DEMİRCİ M., Gozde H., Taplamacioglu M. C.

3rd International Congress on Human-Computer Interaction, Optimization and Robotic Applications, HORA 2021, Ankara, Türkiye, 11 - 13 Haziran 2021 identifier

  • Yayın Türü: Bildiri / Tam Metin Bildiri
  • Doi Numarası: 10.1109/hora52670.2021.9461371
  • Basıldığı Şehir: Ankara
  • Basıldığı Ülke: Türkiye
  • Anahtar Kelimeler: decision tree, Dissolved gas analysis, KNN, power transformer, Python, SVM, traditional methods
  • Gazi Üniversitesi Adresli: Evet

Özet

© 2021 IEEE.Power transformers are one of the vital equipment for power systems.
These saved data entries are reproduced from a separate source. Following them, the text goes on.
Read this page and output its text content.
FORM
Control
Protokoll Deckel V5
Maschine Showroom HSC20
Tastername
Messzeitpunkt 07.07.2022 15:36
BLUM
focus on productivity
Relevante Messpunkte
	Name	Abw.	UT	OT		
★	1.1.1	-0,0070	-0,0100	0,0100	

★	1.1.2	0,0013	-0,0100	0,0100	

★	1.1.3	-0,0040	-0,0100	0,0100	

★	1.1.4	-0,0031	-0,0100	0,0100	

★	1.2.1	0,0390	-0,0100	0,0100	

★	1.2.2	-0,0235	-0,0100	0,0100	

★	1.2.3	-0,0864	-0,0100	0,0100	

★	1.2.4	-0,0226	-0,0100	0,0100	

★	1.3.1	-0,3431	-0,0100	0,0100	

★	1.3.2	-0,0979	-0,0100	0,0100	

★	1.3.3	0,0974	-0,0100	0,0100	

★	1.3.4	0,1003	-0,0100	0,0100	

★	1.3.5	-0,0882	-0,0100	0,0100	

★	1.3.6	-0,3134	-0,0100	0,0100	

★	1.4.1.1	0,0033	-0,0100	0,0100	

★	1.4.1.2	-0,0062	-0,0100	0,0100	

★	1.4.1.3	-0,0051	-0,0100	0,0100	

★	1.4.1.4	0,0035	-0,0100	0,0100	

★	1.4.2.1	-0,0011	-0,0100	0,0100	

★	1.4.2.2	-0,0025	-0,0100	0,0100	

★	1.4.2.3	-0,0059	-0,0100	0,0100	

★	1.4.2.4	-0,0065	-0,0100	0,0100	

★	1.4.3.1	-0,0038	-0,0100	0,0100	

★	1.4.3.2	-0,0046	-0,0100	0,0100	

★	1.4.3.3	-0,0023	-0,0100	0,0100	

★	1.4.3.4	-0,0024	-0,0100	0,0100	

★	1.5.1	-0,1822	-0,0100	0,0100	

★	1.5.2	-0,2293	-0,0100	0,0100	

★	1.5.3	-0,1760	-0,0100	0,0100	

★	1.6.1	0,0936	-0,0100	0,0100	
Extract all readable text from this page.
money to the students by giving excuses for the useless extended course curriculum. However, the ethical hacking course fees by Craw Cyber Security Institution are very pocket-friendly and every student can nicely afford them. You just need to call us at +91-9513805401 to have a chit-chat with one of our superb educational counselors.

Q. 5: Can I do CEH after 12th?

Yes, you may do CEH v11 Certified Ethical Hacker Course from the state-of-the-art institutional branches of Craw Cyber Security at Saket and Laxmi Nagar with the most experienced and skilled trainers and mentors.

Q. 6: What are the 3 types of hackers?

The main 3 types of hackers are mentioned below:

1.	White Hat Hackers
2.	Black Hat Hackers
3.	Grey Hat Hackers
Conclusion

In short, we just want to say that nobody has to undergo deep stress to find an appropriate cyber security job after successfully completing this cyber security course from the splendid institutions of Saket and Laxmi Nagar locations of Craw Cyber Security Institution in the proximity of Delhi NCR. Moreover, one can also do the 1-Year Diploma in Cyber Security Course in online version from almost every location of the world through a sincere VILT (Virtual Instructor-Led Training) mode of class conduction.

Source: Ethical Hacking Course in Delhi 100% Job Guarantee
Therefore, in case of outage of the service, the effects on the system are fatal. The fault diagnosis is of great importance. In this study, interpretation methods of dissolved gas analysis used in diagnosis of power transformers are examined. In the MATLAB GUI, a user interface has been created for traditional fault diagnosis. Fault diagnosis is made and the shortcomings of traditional methods have been shown. Support Vector Machine, K-Nearest Neighbors and Decision Tree algorithms are used for diagnosis of machine learning methods. Between these methods, the Python programming language is used for fault diagnosis and fault classification is made to the IEC TC 10 database. Confusion matrices and classification performance measurements of machine learning methods are obtained. The classification accuracy of the methods has been investigated and compared to each other.